In the interview he explains that the colour of the dress was fixed in his mind before he began designing, but he had no idea how photographed it would become. “I knew that the first dress would be white. That’s the option that I presented,” he said. “The second dress, I was also clueless that she would be wearing it until that night.
"There wasn’t any symbolism for the second dress, I just knew it would be red. It’s something that just felt right.”
[Related: Karl Lagerfeld slams The FLOTUS' style]
Michelle also chose to wear a magenta design by Jason for her first ever US Vogue cover in 2009.
Jason puts his popularity down to his desire to make 'pretty' clothing that works with women's figures, rather than trying to be too experimental.
“I think there was always pressure as a young designer to be cool and downtown,” he said. “I never had it in me to be cool and downtown, nor did I ever want to be.

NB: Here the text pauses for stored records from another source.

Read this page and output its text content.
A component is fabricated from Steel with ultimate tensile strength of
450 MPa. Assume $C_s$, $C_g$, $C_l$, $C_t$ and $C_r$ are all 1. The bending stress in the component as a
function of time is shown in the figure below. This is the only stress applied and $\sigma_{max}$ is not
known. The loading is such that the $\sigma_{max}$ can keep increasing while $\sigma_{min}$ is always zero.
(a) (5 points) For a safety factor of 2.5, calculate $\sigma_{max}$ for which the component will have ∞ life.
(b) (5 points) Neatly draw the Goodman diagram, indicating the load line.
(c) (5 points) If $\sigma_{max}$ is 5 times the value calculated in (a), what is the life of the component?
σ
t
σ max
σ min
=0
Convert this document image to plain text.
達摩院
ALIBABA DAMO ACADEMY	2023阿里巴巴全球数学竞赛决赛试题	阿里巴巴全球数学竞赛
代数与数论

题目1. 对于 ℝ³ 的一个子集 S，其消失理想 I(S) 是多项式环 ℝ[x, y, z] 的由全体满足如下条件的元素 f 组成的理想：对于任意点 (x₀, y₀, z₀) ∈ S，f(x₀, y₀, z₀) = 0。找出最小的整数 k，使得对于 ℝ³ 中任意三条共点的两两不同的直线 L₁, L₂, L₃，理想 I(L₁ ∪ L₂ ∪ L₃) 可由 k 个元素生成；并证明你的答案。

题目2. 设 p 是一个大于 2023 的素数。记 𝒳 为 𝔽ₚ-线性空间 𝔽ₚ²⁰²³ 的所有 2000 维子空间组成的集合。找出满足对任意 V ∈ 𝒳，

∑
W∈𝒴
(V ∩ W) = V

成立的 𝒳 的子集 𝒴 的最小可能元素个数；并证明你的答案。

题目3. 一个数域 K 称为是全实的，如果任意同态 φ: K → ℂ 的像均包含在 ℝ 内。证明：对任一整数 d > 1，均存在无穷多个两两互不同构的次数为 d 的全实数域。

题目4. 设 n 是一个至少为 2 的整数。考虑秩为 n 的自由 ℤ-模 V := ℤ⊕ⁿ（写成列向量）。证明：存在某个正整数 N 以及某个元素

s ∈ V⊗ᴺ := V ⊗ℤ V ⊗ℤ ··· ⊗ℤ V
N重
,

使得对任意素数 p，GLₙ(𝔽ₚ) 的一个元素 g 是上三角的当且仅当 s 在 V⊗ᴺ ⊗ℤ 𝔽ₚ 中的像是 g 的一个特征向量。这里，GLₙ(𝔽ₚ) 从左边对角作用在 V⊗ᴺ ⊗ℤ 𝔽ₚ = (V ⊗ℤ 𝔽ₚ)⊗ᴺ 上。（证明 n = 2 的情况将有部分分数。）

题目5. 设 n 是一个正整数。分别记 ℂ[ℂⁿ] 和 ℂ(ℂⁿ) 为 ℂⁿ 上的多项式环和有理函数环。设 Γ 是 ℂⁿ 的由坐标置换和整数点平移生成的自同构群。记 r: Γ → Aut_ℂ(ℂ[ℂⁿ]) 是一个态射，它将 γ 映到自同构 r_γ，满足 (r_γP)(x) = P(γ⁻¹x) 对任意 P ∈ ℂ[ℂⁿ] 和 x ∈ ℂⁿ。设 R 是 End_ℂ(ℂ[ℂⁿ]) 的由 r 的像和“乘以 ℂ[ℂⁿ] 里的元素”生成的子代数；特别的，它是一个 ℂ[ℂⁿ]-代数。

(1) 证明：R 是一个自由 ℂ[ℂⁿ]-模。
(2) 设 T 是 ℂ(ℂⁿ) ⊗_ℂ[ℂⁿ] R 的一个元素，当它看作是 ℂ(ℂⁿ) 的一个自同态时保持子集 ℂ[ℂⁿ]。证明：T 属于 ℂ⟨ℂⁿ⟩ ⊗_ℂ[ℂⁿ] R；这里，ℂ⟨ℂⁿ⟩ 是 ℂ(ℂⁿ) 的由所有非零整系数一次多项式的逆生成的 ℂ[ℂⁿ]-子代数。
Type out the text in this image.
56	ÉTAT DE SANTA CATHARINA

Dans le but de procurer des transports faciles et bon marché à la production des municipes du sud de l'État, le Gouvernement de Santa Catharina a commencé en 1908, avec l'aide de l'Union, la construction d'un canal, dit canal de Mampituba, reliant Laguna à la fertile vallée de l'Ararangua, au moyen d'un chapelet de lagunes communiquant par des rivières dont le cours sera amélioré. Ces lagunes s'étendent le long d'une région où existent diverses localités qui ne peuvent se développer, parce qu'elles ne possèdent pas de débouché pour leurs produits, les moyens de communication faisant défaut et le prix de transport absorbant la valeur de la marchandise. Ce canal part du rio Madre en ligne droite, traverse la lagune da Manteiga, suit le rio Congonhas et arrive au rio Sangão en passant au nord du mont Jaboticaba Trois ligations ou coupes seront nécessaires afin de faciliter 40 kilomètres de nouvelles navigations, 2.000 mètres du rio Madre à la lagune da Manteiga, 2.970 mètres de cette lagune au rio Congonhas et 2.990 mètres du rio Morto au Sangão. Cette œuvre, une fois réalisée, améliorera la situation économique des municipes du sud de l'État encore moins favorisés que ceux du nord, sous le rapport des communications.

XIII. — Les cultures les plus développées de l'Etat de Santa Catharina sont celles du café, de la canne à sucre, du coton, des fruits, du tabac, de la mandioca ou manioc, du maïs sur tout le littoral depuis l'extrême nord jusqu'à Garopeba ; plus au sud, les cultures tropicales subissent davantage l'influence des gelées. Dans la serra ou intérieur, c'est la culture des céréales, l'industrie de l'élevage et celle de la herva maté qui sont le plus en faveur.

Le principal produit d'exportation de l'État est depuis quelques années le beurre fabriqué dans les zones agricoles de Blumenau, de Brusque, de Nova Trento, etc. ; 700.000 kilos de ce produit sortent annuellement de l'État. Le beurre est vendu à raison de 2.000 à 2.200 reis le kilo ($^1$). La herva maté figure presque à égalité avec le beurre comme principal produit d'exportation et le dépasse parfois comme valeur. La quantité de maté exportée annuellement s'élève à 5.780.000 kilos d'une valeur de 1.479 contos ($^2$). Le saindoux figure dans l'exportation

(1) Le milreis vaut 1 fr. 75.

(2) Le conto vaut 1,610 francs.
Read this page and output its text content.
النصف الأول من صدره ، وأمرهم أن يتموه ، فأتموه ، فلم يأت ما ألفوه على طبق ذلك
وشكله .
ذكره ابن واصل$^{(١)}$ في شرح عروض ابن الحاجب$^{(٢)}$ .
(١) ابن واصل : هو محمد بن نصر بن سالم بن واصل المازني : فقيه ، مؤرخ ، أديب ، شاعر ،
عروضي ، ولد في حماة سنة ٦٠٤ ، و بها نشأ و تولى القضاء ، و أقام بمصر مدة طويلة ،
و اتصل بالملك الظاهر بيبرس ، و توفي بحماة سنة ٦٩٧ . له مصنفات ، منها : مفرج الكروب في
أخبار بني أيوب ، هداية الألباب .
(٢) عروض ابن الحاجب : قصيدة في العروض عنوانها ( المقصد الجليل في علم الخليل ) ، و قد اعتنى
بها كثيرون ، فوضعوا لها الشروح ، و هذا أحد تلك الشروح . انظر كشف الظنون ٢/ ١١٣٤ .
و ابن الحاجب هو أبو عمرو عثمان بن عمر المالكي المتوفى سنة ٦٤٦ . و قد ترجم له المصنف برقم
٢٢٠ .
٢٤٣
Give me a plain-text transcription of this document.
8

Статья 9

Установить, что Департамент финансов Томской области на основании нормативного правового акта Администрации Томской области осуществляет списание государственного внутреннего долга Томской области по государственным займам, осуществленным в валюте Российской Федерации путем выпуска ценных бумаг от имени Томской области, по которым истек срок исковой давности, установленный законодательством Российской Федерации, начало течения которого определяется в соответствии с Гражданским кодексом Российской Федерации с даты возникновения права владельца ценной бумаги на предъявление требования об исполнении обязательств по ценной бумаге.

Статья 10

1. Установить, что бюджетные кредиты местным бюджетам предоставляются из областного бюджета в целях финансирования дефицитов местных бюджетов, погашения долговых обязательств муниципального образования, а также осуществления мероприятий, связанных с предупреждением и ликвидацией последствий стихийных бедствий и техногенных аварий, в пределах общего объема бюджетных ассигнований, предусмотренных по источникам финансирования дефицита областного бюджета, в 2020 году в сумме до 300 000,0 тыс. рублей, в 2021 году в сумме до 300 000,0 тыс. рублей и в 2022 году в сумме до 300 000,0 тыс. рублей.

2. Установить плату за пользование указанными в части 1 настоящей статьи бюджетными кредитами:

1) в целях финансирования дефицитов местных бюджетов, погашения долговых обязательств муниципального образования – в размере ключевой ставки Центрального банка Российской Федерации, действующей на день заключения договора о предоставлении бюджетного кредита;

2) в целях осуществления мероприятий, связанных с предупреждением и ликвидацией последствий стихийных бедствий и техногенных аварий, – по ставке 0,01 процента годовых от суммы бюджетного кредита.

"Think back to Dior, Yves Saint Laurent, and Christian Lacroix. Those designers are part of the reason why I became infatuated with fashion. They made pretty clothes.”
We can trace Jason's love of pretty dresses back to his unusual hobby as a child - collecting dolls. His first designs were made for these tiny female figures, giving him a taste for intricate, feminine design that has translated onto his full size clothes.
Other 'Wu Women' include Blake Lively, Diane Kruger, Emily Blunt and Emma Stone, and at just 30, we get the feeling Jason's star will continue its rise, though where to go from two inauguration dresses is something of a puzzle.
"A woman can’t exist in a white box. She needs to exist in the world, and I want to design that world.”